The generator passes a prompting strategy into selection and outcome calls.

generator:
  prompting_strategy: persona

Supported values include:

Strategy	Description
`zero_shot`	Generic task prompt without persona conditioning.
`few_shot`	Includes few-shot examples where configured.
`persona`	Uses the panelist persona.
`persona_cot`	Persona-conditioned prompting with additional reasoning-style instruction.

Validation¶

If validation is enabled, the generator validates rows after generation:

generator:
  validate_on_finish: true
  max_errors: 50

Validation includes:

row-level schema validation;
event-ID uniqueness;
self-selection linkage checks.

Validation failure raises an error before the run is treated as successful.

Checkpointing¶

The CLI supports checkpoint/resume behavior for interrupted generation runs.

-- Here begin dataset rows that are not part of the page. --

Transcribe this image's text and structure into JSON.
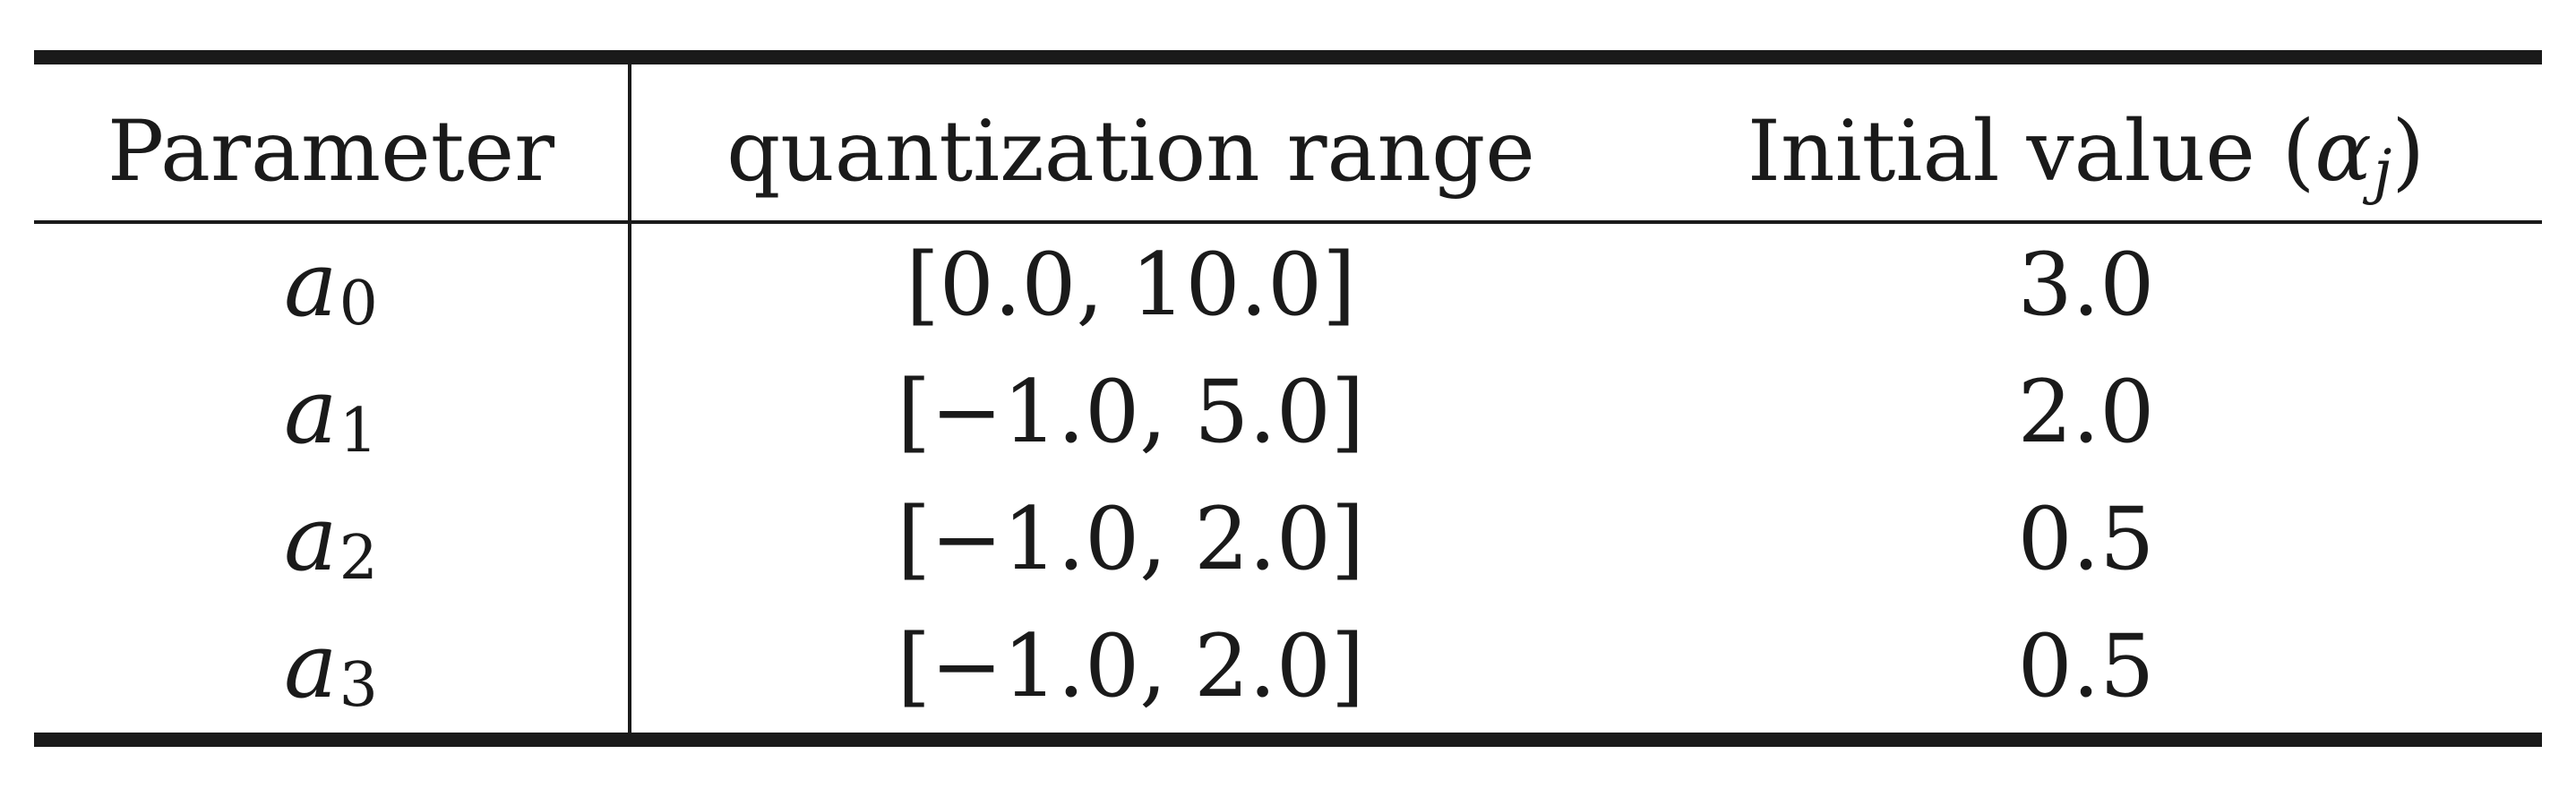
{
  "table": {
    "headers": {
      "parameter": "Parameter",
      "range": "quantization range",
      "initial_prefix": "Initial value (",
      "initial_symbol": "α",
      "initial_subscript": "j",
      "initial_suffix": ")"
    },
    "rows": [
      {
        "symbol": "a",
        "subscript": "0",
        "range": "[0.0, 10.0]",
        "initial": "3.0"
      },
      {
        "symbol": "a",
        "subscript": "1",
        "range": "[−1.0, 5.0]",
        "initial": "2.0"
      },
      {
        "symbol": "a",
        "subscript": "2",
        "range": "[−1.0, 2.0]",
        "initial": "0.5"
      },
      {
        "symbol": "a",
        "subscript": "3",
        "range": "[−1.0, 2.0]",
        "initial": "0.5"
      }
    ]
  }
}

When resuming, SIM-PANEL checks that the config fingerprint matches the saved checkpoint. If the config changed, resume fails and the user should use a new output directory or clear the checkpoint.

Boundary rules¶

The generator should stay orchestration-focused. It should not parse YAML, perform source import, define policy logic, implement backend clients, or compute comparison metrics.

Those responsibilities belong to configuration, sources, policies, backends, analysis, and comparison modules.